Wow this is gorgeous– I love the square shaped tart pan!! The gruyere and tomato sound delicious together. I can’t wait to try this!
Your tart is gorgeous, brimming with all those tomatoes and herbs. That was so sweet of you to make this for your friends. They are very lucky, indeed!
Lizzy this looks so delicious, not to mention gorgeous! 🙂
Yum! That looks so good. I can’t wait til our tomatoes are ready to harvest. Thanks for sharing.
Lucky, lucky friends! I’ll bet that the smell coming out of the oven while that was cooking was just divine. It looks fantastic.
they look really, really good. Yum www.danieldiversrecipes.blogspot.com
This looks fantastic! How nice of you to prepare this for your friends. Tomato and Gruyere together is heavenly . Yum!

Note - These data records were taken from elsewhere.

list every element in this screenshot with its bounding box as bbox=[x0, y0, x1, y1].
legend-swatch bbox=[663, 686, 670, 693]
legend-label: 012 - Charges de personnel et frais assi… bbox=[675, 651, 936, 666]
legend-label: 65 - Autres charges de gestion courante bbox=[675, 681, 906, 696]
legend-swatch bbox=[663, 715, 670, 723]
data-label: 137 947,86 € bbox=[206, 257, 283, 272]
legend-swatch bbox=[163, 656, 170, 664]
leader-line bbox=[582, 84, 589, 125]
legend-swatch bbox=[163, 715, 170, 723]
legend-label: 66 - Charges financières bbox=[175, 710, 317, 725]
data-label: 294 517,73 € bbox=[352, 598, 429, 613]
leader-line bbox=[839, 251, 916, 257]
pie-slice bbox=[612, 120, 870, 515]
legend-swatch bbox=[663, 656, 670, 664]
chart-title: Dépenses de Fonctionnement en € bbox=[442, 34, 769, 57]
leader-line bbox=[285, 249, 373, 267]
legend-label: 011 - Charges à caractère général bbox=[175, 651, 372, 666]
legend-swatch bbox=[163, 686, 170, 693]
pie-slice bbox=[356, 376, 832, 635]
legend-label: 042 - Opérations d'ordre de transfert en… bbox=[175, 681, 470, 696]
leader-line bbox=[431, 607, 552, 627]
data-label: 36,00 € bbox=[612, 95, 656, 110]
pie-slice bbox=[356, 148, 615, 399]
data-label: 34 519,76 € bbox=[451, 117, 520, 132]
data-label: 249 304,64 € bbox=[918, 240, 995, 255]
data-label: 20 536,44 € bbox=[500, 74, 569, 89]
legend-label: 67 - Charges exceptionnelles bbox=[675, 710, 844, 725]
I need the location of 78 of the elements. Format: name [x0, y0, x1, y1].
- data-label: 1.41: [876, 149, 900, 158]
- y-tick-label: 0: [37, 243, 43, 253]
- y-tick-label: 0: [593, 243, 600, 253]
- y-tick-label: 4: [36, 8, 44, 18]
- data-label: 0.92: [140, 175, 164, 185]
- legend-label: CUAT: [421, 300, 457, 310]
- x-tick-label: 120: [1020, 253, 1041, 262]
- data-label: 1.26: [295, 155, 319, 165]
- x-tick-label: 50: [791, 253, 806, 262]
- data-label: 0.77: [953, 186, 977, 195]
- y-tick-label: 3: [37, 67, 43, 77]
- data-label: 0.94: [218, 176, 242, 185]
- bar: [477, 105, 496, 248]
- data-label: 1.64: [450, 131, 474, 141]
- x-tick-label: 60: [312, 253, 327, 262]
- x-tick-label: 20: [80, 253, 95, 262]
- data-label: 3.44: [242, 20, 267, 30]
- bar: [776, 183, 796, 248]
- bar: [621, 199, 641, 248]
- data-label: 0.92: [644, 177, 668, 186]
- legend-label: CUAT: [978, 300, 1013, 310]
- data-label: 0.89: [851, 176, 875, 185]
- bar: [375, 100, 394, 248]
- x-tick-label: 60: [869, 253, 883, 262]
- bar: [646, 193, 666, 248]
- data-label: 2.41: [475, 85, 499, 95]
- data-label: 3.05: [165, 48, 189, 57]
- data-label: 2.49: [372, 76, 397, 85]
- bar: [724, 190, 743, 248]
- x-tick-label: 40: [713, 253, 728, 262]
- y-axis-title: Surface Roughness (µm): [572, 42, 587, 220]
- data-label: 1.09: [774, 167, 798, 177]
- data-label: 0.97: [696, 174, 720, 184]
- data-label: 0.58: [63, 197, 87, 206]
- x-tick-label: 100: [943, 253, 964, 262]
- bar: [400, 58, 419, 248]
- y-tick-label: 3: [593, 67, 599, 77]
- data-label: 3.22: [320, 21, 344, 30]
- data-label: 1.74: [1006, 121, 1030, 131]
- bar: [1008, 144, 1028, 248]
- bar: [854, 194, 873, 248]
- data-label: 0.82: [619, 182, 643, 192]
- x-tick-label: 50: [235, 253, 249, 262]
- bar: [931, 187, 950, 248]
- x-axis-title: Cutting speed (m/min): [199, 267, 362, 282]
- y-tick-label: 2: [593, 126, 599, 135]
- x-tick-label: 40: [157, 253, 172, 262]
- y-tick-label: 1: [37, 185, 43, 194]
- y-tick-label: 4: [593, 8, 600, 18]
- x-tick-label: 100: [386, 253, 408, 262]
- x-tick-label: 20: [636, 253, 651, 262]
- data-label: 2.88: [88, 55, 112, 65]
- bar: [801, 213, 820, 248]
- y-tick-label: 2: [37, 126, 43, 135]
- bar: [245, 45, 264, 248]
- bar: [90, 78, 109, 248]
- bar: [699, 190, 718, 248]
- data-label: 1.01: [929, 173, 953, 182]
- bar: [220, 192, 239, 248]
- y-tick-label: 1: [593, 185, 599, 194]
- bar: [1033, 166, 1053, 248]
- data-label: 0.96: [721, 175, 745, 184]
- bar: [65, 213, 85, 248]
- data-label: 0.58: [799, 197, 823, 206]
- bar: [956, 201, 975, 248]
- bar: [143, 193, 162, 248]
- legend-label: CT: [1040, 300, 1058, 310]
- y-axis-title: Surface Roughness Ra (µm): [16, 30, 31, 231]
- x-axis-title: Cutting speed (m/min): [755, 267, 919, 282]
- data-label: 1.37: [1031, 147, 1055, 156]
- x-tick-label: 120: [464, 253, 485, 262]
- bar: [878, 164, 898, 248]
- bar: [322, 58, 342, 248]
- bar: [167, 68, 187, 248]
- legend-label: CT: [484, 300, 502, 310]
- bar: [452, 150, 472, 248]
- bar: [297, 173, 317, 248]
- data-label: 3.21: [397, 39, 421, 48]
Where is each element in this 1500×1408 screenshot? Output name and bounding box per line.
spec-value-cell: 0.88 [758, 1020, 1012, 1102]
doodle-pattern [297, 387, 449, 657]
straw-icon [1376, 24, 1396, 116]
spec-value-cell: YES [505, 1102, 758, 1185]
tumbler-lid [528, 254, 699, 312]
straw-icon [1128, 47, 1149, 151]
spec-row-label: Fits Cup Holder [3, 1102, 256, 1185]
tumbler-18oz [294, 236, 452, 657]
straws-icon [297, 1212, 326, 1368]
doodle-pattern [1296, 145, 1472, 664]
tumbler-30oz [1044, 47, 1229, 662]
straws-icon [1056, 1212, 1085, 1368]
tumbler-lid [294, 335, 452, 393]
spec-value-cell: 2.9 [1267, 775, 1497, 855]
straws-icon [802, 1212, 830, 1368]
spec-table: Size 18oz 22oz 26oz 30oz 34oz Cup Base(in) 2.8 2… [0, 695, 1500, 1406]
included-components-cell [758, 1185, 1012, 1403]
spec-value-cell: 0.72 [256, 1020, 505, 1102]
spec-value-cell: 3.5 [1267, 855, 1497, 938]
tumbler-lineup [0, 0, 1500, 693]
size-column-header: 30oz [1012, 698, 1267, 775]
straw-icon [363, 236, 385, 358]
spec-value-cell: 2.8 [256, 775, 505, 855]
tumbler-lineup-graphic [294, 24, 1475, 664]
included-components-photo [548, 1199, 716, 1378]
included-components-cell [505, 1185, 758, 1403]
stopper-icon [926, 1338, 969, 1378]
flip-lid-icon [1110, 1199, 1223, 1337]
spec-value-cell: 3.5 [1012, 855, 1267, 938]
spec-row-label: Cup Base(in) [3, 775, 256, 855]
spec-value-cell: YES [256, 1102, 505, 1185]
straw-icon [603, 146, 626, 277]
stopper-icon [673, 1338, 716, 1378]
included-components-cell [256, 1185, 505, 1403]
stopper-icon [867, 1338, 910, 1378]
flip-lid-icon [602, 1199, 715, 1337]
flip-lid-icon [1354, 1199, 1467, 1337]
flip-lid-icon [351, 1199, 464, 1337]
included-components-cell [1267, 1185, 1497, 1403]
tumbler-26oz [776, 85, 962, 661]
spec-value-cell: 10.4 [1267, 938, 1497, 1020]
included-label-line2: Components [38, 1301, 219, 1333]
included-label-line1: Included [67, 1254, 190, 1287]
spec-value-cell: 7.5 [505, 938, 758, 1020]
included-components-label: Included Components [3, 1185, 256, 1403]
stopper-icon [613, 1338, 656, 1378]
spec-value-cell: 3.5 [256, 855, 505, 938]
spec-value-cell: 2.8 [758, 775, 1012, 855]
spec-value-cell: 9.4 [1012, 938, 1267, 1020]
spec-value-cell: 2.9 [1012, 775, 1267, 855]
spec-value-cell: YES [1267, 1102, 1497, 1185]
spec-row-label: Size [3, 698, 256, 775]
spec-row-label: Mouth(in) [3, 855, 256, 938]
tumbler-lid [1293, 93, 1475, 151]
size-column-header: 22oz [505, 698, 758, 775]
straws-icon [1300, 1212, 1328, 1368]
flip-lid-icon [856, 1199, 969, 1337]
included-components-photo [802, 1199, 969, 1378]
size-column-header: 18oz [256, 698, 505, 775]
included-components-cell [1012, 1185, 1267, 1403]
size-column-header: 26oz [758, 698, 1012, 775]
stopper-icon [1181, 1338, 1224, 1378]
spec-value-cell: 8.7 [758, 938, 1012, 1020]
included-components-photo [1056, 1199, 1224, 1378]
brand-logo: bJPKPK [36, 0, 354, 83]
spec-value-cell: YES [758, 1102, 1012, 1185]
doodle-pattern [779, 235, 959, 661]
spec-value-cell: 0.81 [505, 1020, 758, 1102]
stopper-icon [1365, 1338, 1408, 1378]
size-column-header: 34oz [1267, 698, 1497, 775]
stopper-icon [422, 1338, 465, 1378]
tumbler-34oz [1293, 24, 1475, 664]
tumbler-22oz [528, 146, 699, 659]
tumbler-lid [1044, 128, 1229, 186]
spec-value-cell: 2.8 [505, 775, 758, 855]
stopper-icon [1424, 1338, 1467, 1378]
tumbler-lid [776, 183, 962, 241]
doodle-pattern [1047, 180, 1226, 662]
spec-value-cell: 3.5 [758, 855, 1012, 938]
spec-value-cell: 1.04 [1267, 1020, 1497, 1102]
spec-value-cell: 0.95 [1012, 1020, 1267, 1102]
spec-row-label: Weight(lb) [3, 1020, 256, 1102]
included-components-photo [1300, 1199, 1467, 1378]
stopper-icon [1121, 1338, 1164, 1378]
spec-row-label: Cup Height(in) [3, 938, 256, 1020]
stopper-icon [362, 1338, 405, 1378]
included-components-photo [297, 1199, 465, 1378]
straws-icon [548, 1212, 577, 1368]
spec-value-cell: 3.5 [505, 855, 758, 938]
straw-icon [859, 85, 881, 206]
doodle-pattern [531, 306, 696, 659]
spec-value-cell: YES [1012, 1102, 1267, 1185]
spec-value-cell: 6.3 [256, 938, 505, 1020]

I can make it look like I’m having renovations if you bring me one of those lovely tasty tarts! What a great idea, our tomatoes will be in soon and it will be a perfect way to use them!
I adore a nice tomato or veggie tart like this on a summer day. You are right they always exceed my expectations too and you can season it so many different ways.
A beautiful savory tart, just perfect for a light summer meal!
It looks beautiful and delicious.
This is such a pretty tart and the nuttiness of Gruyere is a wonderful partner for fresh tomatoes.
Great way to use tomatoes! Love it with the gruyer! Beautiful job!
I have recently discovered tomato tarts – and they scream summer! I love that you made a square one….it’s particularly beautiful! Can I have a slice?